The role of entanglement for enhancing the efficiency of quantum kernels towards classification
This work addresses the challenge of achieving quantum advantages in machine learning for text classification, though it appears incremental in optimizing quantum kernel hyperparameters.
The authors tackled the problem of enhancing quantum kernel efficiency for text sentiment classification by introducing a new quantum kernel using linear and fully entangled circuits as hyperparameters. Their results showed that the fully entangled circuit outperformed other quantum circuits and classical algorithms, with efficiency increasing significantly as features grew.

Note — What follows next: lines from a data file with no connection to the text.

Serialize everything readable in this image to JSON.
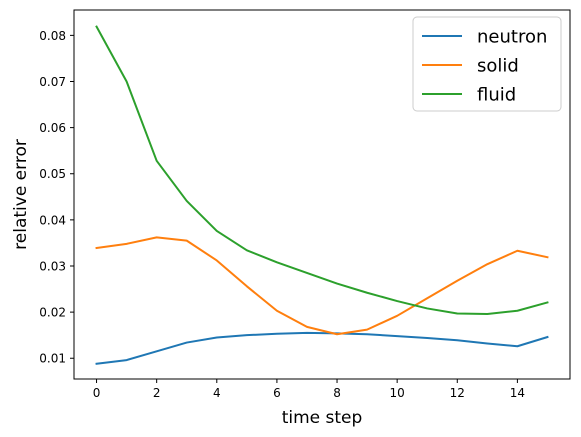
{
  "chart_data": {
    "type": "line",
    "xlabel": "time step",
    "ylabel": "relative error",
    "xlim": [
      -0.75,
      15.75
    ],
    "ylim": [
      0.0055,
      0.0855
    ],
    "xticks": [
      0,
      2,
      4,
      6,
      8,
      10,
      12,
      14
    ],
    "xtick_labels": [
      "0",
      "2",
      "4",
      "6",
      "8",
      "10",
      "12",
      "14"
    ],
    "yticks": [
      0.01,
      0.02,
      0.03,
      0.04,
      0.05,
      0.06,
      0.07,
      0.08
    ],
    "ytick_labels": [
      "0.01",
      "0.02",
      "0.03",
      "0.04",
      "0.05",
      "0.06",
      "0.07",
      "0.08"
    ],
    "grid": false,
    "legend_position": "top-right",
    "x": [
      0,
      1,
      2,
      3,
      4,
      5,
      6,
      7,
      8,
      9,
      10,
      11,
      12,
      13,
      14,
      15
    ],
    "series": [
      {
        "name": "neutron",
        "color": "#1f77b4",
        "values": [
          0.0088,
          0.0096,
          0.0115,
          0.0134,
          0.0145,
          0.015,
          0.0153,
          0.0155,
          0.0154,
          0.0152,
          0.0148,
          0.0144,
          0.0139,
          0.0132,
          0.0126,
          0.0146
        ]
      },
      {
        "name": "solid",
        "color": "#ff7f0e",
        "values": [
          0.0339,
          0.0348,
          0.0362,
          0.0355,
          0.0312,
          0.0256,
          0.0203,
          0.0168,
          0.0152,
          0.0162,
          0.0192,
          0.023,
          0.0268,
          0.0304,
          0.0333,
          0.0319
        ]
      },
      {
        "name": "fluid",
        "color": "#2ca02c",
        "values": [
          0.0819,
          0.07,
          0.0528,
          0.0441,
          0.0376,
          0.0334,
          0.0308,
          0.0285,
          0.0262,
          0.0242,
          0.0224,
          0.0208,
          0.0197,
          0.0196,
          0.0203,
          0.0221
        ]
      }
    ]
  }
}
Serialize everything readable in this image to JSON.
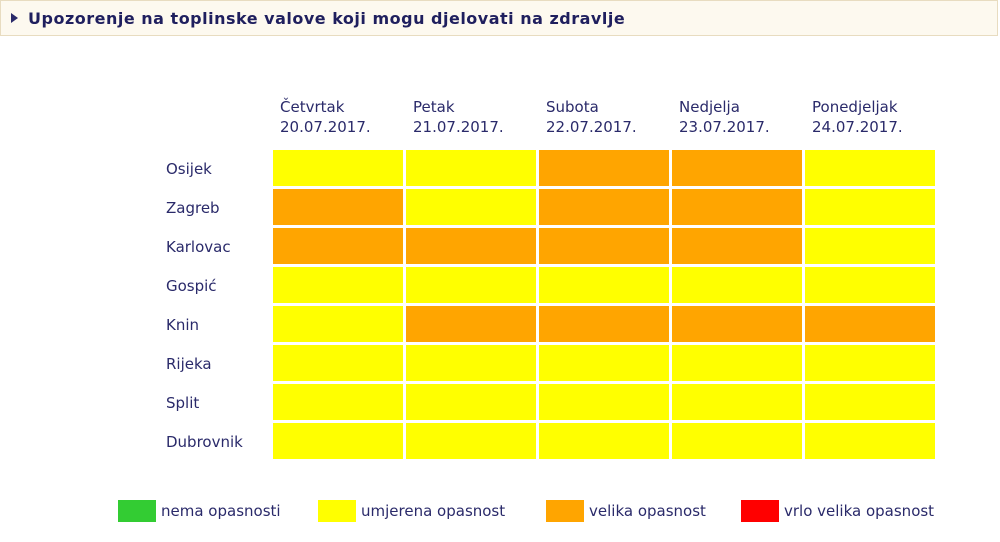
{
  "title": "Upozorenje na toplinske valove koji mogu djelovati na zdravlje",
  "days": [
    {
      "name": "Četvrtak",
      "date": "20.07.2017."
    },
    {
      "name": "Petak",
      "date": "21.07.2017."
    },
    {
      "name": "Subota",
      "date": "22.07.2017."
    },
    {
      "name": "Nedjelja",
      "date": "23.07.2017."
    },
    {
      "name": "Ponedjeljak",
      "date": "24.07.2017."
    }
  ],
  "rows": [
    {
      "city": "Osijek",
      "levels": [
        "umjerena",
        "umjerena",
        "velika",
        "velika",
        "umjerena"
      ]
    },
    {
      "city": "Zagreb",
      "levels": [
        "velika",
        "umjerena",
        "velika",
        "velika",
        "umjerena"
      ]
    },
    {
      "city": "Karlovac",
      "levels": [
        "velika",
        "velika",
        "velika",
        "velika",
        "umjerena"
      ]
    },
    {
      "city": "Gospić",
      "levels": [
        "umjerena",
        "umjerena",
        "umjerena",
        "umjerena",
        "umjerena"
      ]
    },
    {
      "city": "Knin",
      "levels": [
        "umjerena",
        "velika",
        "velika",
        "velika",
        "velika"
      ]
    },
    {
      "city": "Rijeka",
      "levels": [
        "umjerena",
        "umjerena",
        "umjerena",
        "umjerena",
        "umjerena"
      ]
    },
    {
      "city": "Split",
      "levels": [
        "umjerena",
        "umjerena",
        "umjerena",
        "umjerena",
        "umjerena"
      ]
    },
    {
      "city": "Dubrovnik",
      "levels": [
        "umjerena",
        "umjerena",
        "umjerena",
        "umjerena",
        "umjerena"
      ]
    }
  ],
  "level_colors": {
    "nema": "#33cc33",
    "umjerena": "#ffff00",
    "velika": "#ffa500",
    "vrlo_velika": "#ff0000"
  },
  "legend": [
    {
      "key": "nema",
      "label": "nema opasnosti",
      "color": "#33cc33"
    },
    {
      "key": "umjerena",
      "label": "umjerena opasnost",
      "color": "#ffff00"
    },
    {
      "key": "velika",
      "label": "velika opasnost",
      "color": "#ffa500"
    },
    {
      "key": "vrlo_velika",
      "label": "vrlo velika opasnost",
      "color": "#ff0000"
    }
  ]
}
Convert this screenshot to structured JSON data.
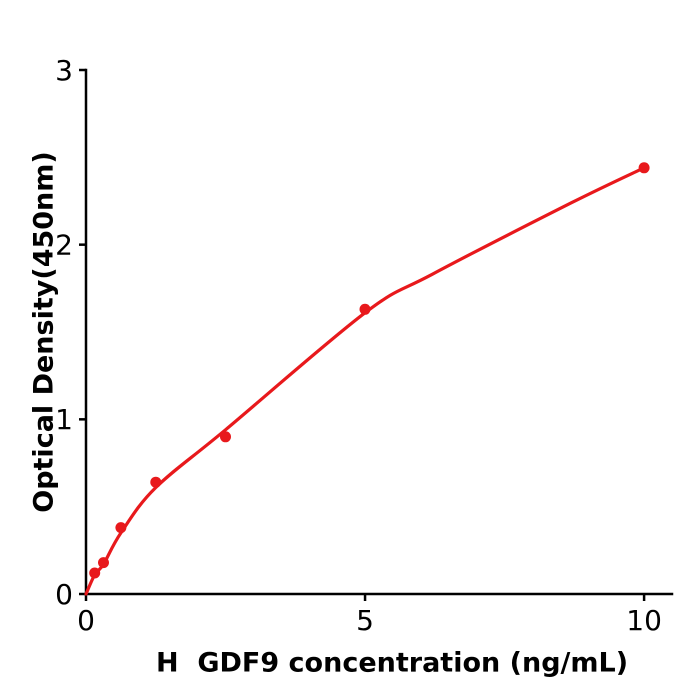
{
  "figure": {
    "background": "#ffffff"
  },
  "chart_data": {
    "type": "scatter",
    "title": "",
    "xlabel": "H  GDF9 concentration (ng/mL)",
    "ylabel": "Optical Density(450nm)",
    "points": {
      "x": [
        0.156,
        0.313,
        0.625,
        1.25,
        2.5,
        5,
        10
      ],
      "y": [
        0.12,
        0.18,
        0.38,
        0.64,
        0.9,
        1.63,
        2.44
      ]
    },
    "fit_curve": [
      [
        0,
        0.0
      ],
      [
        0.156,
        0.11
      ],
      [
        0.313,
        0.17
      ],
      [
        0.625,
        0.35
      ],
      [
        1.25,
        0.61
      ],
      [
        2.5,
        0.94
      ],
      [
        5,
        1.61
      ],
      [
        6.2,
        1.83
      ],
      [
        8.7,
        2.24
      ],
      [
        10,
        2.44
      ]
    ],
    "xlim": [
      0,
      10.5
    ],
    "ylim": [
      0,
      3
    ],
    "xticks": [
      0,
      5,
      10
    ],
    "xtick_labels": [
      "0",
      "5",
      "10"
    ],
    "yticks": [
      0,
      1,
      2,
      3
    ],
    "ytick_labels": [
      "0",
      "1",
      "2",
      "3"
    ],
    "grid": false,
    "legend_position": "none",
    "colors": {
      "curve": "#e8191c",
      "marker": "#e8191c",
      "axis": "#000000",
      "text": "#000000"
    }
  }
}
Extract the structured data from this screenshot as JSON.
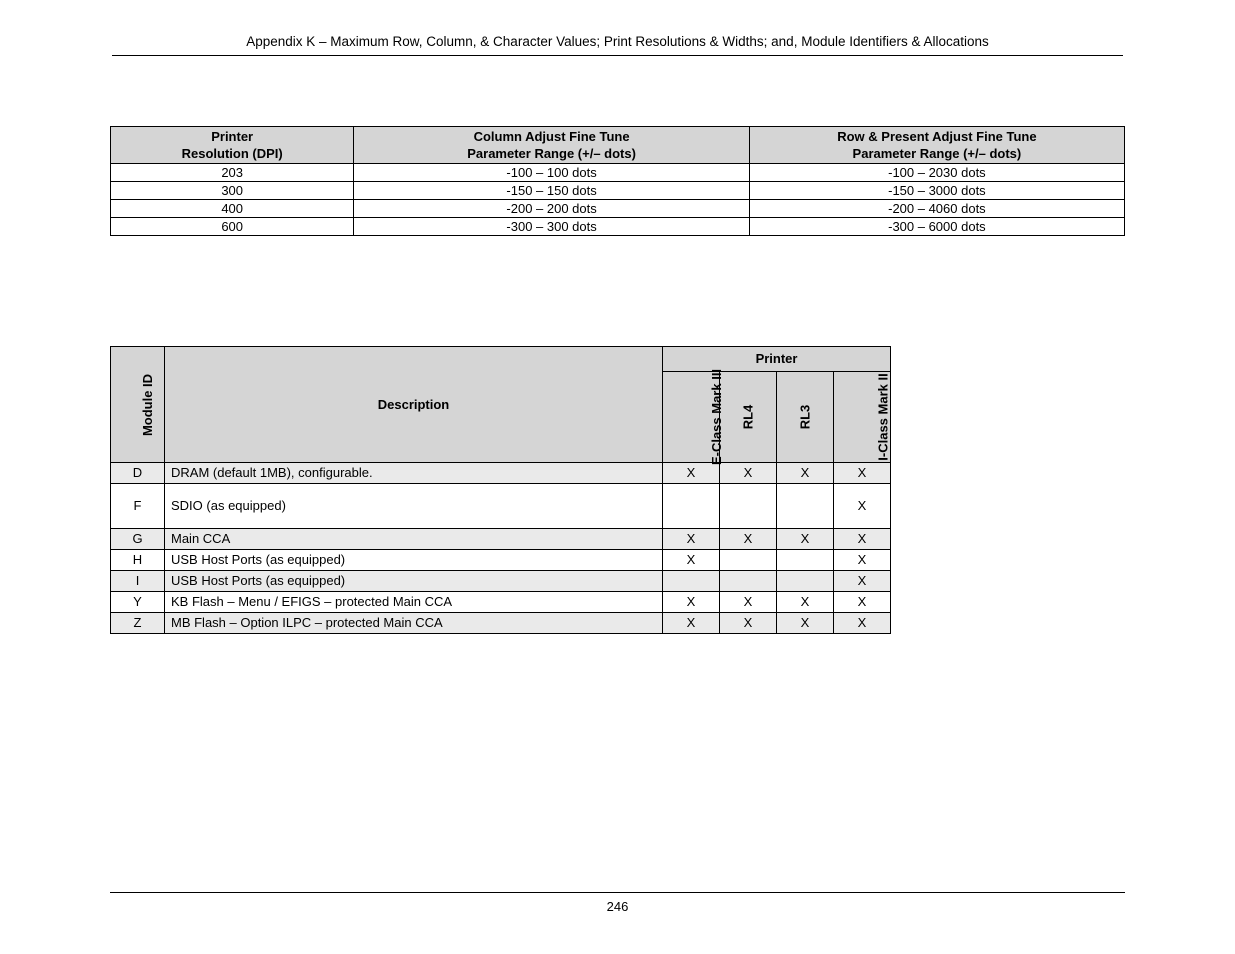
{
  "header": {
    "title": "Appendix K – Maximum Row, Column, & Character Values; Print Resolutions & Widths; and, Module Identifiers & Allocations"
  },
  "table1": {
    "columns": [
      {
        "line1": "Printer",
        "line2": "Resolution (DPI)"
      },
      {
        "line1": "Column Adjust Fine Tune",
        "line2": "Parameter Range (+/– dots)"
      },
      {
        "line1": "Row & Present Adjust Fine Tune",
        "line2": "Parameter Range (+/– dots)"
      }
    ],
    "rows": [
      {
        "dpi": "203",
        "col_range": "-100 – 100 dots",
        "row_range": "-100 – 2030 dots"
      },
      {
        "dpi": "300",
        "col_range": "-150 – 150 dots",
        "row_range": "-150 – 3000 dots"
      },
      {
        "dpi": "400",
        "col_range": "-200 – 200 dots",
        "row_range": "-200 – 4060 dots"
      },
      {
        "dpi": "600",
        "col_range": "-300 – 300 dots",
        "row_range": "-300 – 6000 dots"
      }
    ]
  },
  "table2": {
    "headers": {
      "module_id": "Module ID",
      "description": "Description",
      "printer_group": "Printer",
      "printers": [
        "E-Class Mark III",
        "RL4",
        "RL3",
        "I-Class Mark II"
      ]
    },
    "rows": [
      {
        "id": "D",
        "desc": "DRAM (default 1MB), configurable.",
        "marks": [
          "X",
          "X",
          "X",
          "X"
        ],
        "shade": true,
        "tall": false
      },
      {
        "id": "F",
        "desc": "SDIO (as equipped)",
        "marks": [
          "",
          "",
          "",
          "X"
        ],
        "shade": false,
        "tall": true
      },
      {
        "id": "G",
        "desc": "Main CCA",
        "marks": [
          "X",
          "X",
          "X",
          "X"
        ],
        "shade": true,
        "tall": false
      },
      {
        "id": "H",
        "desc": "USB Host Ports (as equipped)",
        "marks": [
          "X",
          "",
          "",
          "X"
        ],
        "shade": false,
        "tall": false
      },
      {
        "id": "I",
        "desc": "USB Host Ports (as equipped)",
        "marks": [
          "",
          "",
          "",
          "X"
        ],
        "shade": true,
        "tall": false
      },
      {
        "id": "Y",
        "desc": "KB Flash – Menu / EFIGS – protected Main CCA",
        "marks": [
          "X",
          "X",
          "X",
          "X"
        ],
        "shade": false,
        "tall": false
      },
      {
        "id": "Z",
        "desc": "MB Flash – Option ILPC – protected Main CCA",
        "marks": [
          "X",
          "X",
          "X",
          "X"
        ],
        "shade": true,
        "tall": false
      }
    ]
  },
  "footer": {
    "page_number": "246"
  }
}
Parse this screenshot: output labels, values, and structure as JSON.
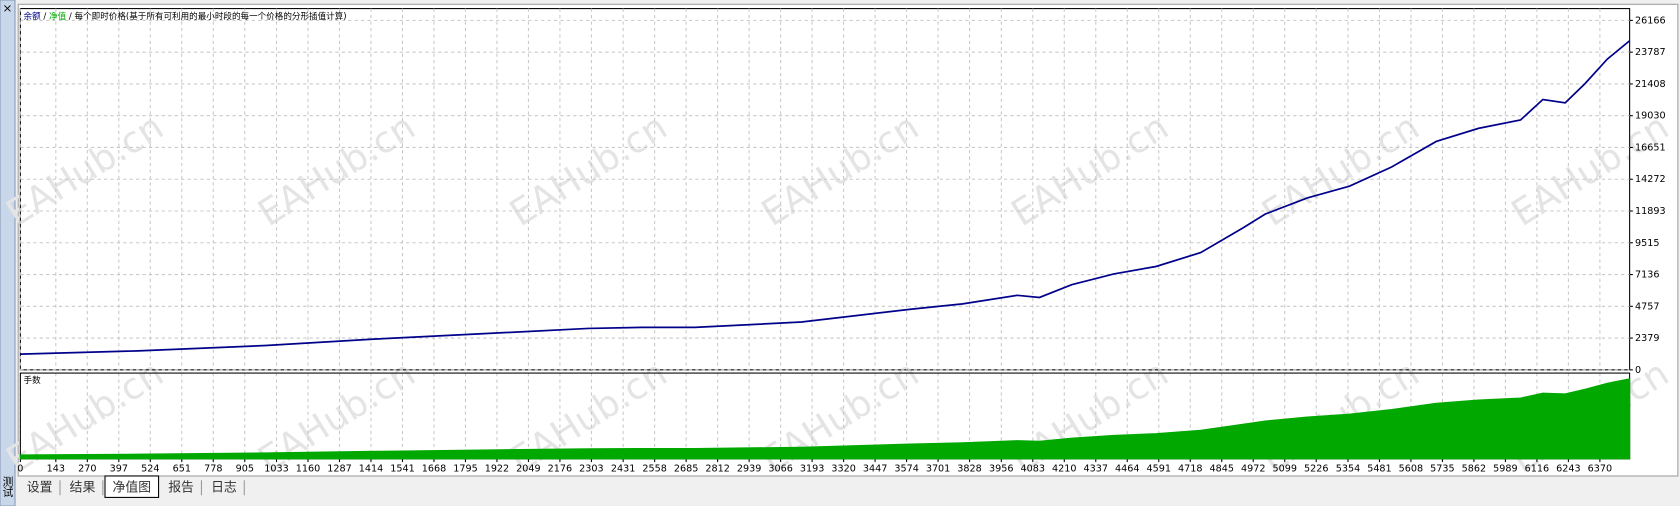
{
  "close_button": "×",
  "side_label": "测试",
  "legend": {
    "balance": "余额",
    "sep1": "/",
    "equity": "净值",
    "sep2": "/",
    "mode": "每个即时价格(基于所有可利用的最小时段的每一个价格的分形插值计算)"
  },
  "watermark": "EAHub.cn",
  "chart_data": [
    {
      "type": "line",
      "x": [
        0,
        475,
        990,
        1425,
        1860,
        2290,
        2510,
        2720,
        3150,
        3370,
        3590,
        3800,
        4020,
        4110,
        4240,
        4410,
        4580,
        4760,
        4930,
        5020,
        5190,
        5360,
        5530,
        5710,
        5880,
        6050,
        6140,
        6230,
        6310,
        6400,
        6490
      ],
      "series": [
        {
          "name": "余额",
          "color": "#00008b",
          "values": [
            1180,
            1420,
            1820,
            2300,
            2700,
            3100,
            3180,
            3180,
            3580,
            4060,
            4540,
            4940,
            5580,
            5420,
            6380,
            7180,
            7740,
            8780,
            10620,
            11660,
            12870,
            13750,
            15190,
            17100,
            18080,
            18710,
            20240,
            19990,
            21430,
            23270,
            24640
          ]
        }
      ],
      "xlim": [
        0,
        6490
      ],
      "ylim": [
        0,
        27050
      ],
      "xticks": [
        0,
        143,
        270,
        397,
        524,
        651,
        778,
        905,
        1033,
        1160,
        1287,
        1414,
        1541,
        1668,
        1795,
        1922,
        2049,
        2176,
        2303,
        2431,
        2558,
        2685,
        2812,
        2939,
        3066,
        3193,
        3320,
        3447,
        3574,
        3701,
        3828,
        3956,
        4083,
        4210,
        4337,
        4464,
        4591,
        4718,
        4845,
        4972,
        5099,
        5226,
        5354,
        5481,
        5608,
        5735,
        5862,
        5989,
        6116,
        6243,
        6370
      ],
      "yticks": [
        0,
        2379,
        4757,
        7136,
        9515,
        11893,
        14272,
        16651,
        19030,
        21408,
        23787,
        26166
      ],
      "grid": true
    },
    {
      "type": "area",
      "title": "手数",
      "color": "#00a800",
      "x": [
        0,
        475,
        990,
        1425,
        1860,
        2290,
        2510,
        2720,
        3150,
        3370,
        3590,
        3800,
        4020,
        4110,
        4240,
        4410,
        4580,
        4760,
        4930,
        5020,
        5190,
        5360,
        5530,
        5710,
        5880,
        6050,
        6140,
        6230,
        6310,
        6400,
        6490
      ],
      "values": [
        3.6,
        4.3,
        5.5,
        7,
        8.2,
        9.4,
        9.6,
        9.6,
        10.8,
        12.3,
        13.8,
        15,
        16.9,
        16.4,
        19.3,
        21.8,
        23.5,
        26.6,
        32.2,
        35.3,
        39,
        41.7,
        46,
        51.8,
        54.8,
        56.7,
        61.3,
        60.6,
        64.9,
        70.5,
        74.7
      ],
      "xlim": [
        0,
        6490
      ],
      "ylim": [
        0,
        80
      ]
    }
  ],
  "tabs": [
    "设置",
    "结果",
    "净值图",
    "报告",
    "日志"
  ],
  "active_tab": 2
}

Quantum kernels are considered as potential resources to illustrate benefits of quantum computing in machine learning. Considering the impact of hyperparameters on the performance of a classical machine learning model, it is imperative to identify promising hyperparameters using quantum kernel methods in order to achieve quantum advantages. In this work, we analyse and classify sentiments of textual data using a new quantum kernel based on linear and full entangled circuits as hyperparameters for controlling the correlation among words. We also find that the use of linear and full entanglement further controls the expressivity of the Quantum Support Vector Machine (QSVM). In addition, we also compare the efficiency of the proposed circuit with other quantum circuits and classical machine learning algorithms. Our results show that the proposed fully entangled circuit outperforms all other fully or linearly entangled circuits in addition to classical algorithms for most of the features. In fact, as the feature increases the efficiency of our proposed fully entangled model also increases significantly.